The truth is, we’re already familiar with the notion of configuration as part of our daily lives, in the B2C world. The phones we use – the phone you might be using to read this – are built with configurability in mind.
Once you have the operating system (e.g. the platform, such as a low-code platform), all you need to do is download the apps you need. They can be easily installed and easily deleted. All you are doing is configuring the system to meet your requirements.
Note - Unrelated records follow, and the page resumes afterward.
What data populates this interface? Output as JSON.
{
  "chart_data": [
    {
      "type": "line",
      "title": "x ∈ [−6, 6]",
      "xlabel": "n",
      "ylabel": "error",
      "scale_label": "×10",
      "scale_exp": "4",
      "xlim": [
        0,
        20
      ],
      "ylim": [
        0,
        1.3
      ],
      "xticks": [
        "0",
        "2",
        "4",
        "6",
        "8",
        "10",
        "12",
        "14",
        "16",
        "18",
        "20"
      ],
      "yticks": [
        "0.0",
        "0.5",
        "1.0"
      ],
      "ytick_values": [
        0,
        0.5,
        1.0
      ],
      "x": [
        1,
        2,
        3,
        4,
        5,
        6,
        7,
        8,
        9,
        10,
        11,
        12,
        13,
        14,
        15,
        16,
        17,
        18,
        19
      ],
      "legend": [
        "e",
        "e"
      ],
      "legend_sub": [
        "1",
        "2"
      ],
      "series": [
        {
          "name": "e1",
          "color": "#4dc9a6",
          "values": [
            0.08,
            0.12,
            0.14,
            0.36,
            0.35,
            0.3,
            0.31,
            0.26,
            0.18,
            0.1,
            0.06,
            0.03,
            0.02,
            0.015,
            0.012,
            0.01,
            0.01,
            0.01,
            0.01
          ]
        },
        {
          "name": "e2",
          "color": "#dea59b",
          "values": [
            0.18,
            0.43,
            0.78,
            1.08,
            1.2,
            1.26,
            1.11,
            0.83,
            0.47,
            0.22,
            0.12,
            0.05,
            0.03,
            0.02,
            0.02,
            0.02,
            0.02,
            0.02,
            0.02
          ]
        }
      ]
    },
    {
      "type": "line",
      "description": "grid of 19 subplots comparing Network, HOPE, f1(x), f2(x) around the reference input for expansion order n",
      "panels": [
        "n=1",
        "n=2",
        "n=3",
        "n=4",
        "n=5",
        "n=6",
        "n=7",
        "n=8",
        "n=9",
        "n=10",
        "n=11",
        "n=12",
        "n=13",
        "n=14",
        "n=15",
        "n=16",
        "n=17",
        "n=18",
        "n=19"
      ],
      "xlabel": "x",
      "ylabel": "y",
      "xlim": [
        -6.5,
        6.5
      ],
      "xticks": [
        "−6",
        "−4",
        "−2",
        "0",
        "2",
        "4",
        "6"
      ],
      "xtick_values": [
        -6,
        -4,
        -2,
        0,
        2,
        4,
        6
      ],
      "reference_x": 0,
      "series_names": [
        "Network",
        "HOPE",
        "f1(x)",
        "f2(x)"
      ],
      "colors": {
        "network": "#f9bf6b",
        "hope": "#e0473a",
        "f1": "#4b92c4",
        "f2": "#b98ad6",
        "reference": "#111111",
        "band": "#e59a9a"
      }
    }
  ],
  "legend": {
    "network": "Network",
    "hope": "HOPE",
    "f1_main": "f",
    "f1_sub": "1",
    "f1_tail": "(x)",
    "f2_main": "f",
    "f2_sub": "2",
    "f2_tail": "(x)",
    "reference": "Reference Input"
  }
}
Empowering the business user with procuretech
We’ve looked at the differences between software customisation and software configuration, but what are the tangible benefits of using a configurable system? To provide some at a glance, consider the following advantages of software configuration:
Giving power to the business user and freeing them from IT – if a system provides a seamless and friendly user-experience, then not only will business users be happier to use it, but it will also make them less reliant on IT
The ability to make quick and easy changes as the business need changes – platforms that require no hard coding and which work on a modular basis can, in principle, be easily adapted and updated to fit your organisation’s needs as they change
No need for expensive changes – if you’re tied into using a system that requires constant customisation, either from IT or, even worse, the vendor itself, then the costs of such changes are going to stack up quickly. With configurable software however, the costs of minor changes or tweaks should be much lower
Updates can be made more quickly – as just mentioned, thanks to the fact that little to no hard coding is required, updates can also be made much more quickly
However, while this may sound like a dream come true, the reality is we are not quite there yet. There will always be the possibility of additional complexities that make genuine, 100% user-friendly configuration difficult to achieve. But for organisations that are at least willing to try to move towards such a procuretech landscape, the potential ROI and benefits are huge.